The Congressional Budget Office’s latest budget and economic outlook shows the federal deficit for the next two fiscal years dropping, but steadily increasing thereafter.
CBO Projects Short-Term Deficit Trough
Congressional Budget Office Director Douglas Elmendorf speaks during a media briefing January 26, 2015 in Washington, DC. Director Elmendorf held the media briefing to discuss the annual 'Budget and Economic Outlook.' (Alex Wong/Getty Images)
Jonathan Zhou
2/1/2015
Updated:
2/1/2015

The Congressional Budget Office’s latest budget and economic outlook shows the federal deficit for the next two fiscal years dropping, but steadily increasing thereafter.

In part due to lower than expected Obamacare enrollments, the projected deficit for 2015 is $468 billion, lower than 2014’s $483 billion, and will bottom at $467 billion in 2016, and rise to $739 billion by 2020.

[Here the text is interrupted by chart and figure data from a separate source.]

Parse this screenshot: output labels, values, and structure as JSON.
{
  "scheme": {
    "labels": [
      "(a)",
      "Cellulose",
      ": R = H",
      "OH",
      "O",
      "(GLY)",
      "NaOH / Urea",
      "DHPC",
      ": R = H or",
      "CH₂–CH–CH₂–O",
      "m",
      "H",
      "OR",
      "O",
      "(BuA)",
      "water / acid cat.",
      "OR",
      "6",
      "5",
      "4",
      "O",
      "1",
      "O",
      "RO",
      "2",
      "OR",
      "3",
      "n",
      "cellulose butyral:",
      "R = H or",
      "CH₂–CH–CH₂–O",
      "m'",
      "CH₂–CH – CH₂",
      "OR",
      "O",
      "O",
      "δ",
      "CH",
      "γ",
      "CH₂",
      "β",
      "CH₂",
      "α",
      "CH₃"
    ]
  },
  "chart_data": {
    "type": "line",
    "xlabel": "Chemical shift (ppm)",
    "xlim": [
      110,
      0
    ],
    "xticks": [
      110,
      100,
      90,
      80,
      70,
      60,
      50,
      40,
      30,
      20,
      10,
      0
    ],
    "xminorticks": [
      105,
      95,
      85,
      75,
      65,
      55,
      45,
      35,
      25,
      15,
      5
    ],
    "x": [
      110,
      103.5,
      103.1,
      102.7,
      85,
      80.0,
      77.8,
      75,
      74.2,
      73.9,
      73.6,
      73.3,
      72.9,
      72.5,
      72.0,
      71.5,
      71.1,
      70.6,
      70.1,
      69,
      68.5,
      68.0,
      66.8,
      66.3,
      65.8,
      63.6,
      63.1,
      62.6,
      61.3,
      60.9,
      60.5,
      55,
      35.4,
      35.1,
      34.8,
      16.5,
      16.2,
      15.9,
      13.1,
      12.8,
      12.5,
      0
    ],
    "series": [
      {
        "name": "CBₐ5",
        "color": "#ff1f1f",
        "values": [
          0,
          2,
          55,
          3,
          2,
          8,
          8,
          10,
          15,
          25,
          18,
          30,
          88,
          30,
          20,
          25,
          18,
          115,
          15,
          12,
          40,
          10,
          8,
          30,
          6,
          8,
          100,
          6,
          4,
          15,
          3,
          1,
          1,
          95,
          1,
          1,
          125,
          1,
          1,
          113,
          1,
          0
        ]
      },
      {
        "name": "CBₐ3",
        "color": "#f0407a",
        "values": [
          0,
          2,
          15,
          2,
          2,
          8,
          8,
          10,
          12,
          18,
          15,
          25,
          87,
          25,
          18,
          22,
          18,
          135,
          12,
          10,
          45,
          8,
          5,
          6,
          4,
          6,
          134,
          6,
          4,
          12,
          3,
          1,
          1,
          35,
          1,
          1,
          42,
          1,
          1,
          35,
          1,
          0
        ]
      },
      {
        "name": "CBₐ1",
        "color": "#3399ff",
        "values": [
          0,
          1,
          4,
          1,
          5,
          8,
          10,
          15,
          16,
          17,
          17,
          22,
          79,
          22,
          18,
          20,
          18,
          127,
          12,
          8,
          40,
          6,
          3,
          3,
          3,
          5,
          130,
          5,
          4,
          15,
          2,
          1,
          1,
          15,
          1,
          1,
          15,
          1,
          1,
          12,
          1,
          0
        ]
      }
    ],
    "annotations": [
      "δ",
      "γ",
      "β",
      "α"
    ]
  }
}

“Although federal debt relative to the size of the economy is projected to increase only modestly over the next decade, it is already high by historical standards,” the CBO report states. “Throughout the 10-year period that CBO’s baseline projections span, federal debt remains greater relative to GDP than at any time since just after World War II.”

In comparison, the deficit was only $160.7 billion in 2007, or 1.1 percent of GDP.

The projected costs from Obamacare is $68 billion lower than a previous CBO estimate from April of 2014 after it updated the estimate of enrollees by the end of 2015 down to 9 million, 4 million lower than its first estimate. However, the unexpected number of people enrolling in Medicaid added $59 billion to federal spending.

The CBO also updated its projection of average growth in the next decade from 2.7 to 2.5 percent, and the projected real GDP in 2024 is around 1 percent lower than its August estimate.

More worryingly, the rise of spending on Social Security, Medicare, and Obamacare is expected to outpace growth in the next decade. Social Security is projected to rise from 4.9 to 5.7 percent of GDP in 2025, and spending for Medicare and Obamacare from 5.1 to 6.2 percent of GDP.

The spending from Obamacare’s exchange subsidies are projected to rise sharply, from $32 billion in 2015 to $103 billion in 2019.

“The net costs of the coverage provisions of the ACA will rise sharply as the effects of the act phase in from 2015 through 2017 [and] are estimated to level off at about $145 billion in the last years of the projection period,” the report states.

The report estimates that Obamacare will reduce the number of uninsured Americans by 29 and 31 million by 2025, when only 31 million are expected to be uninsured.

The CBO report is not a complete estimate of the costs of Obamacare, as 15 tax-hikes in the law were not scored.

Even though the deficit will drop temporarily, the debt level is still increasing and is projected to reach 78.7 percent of GDP by 2025.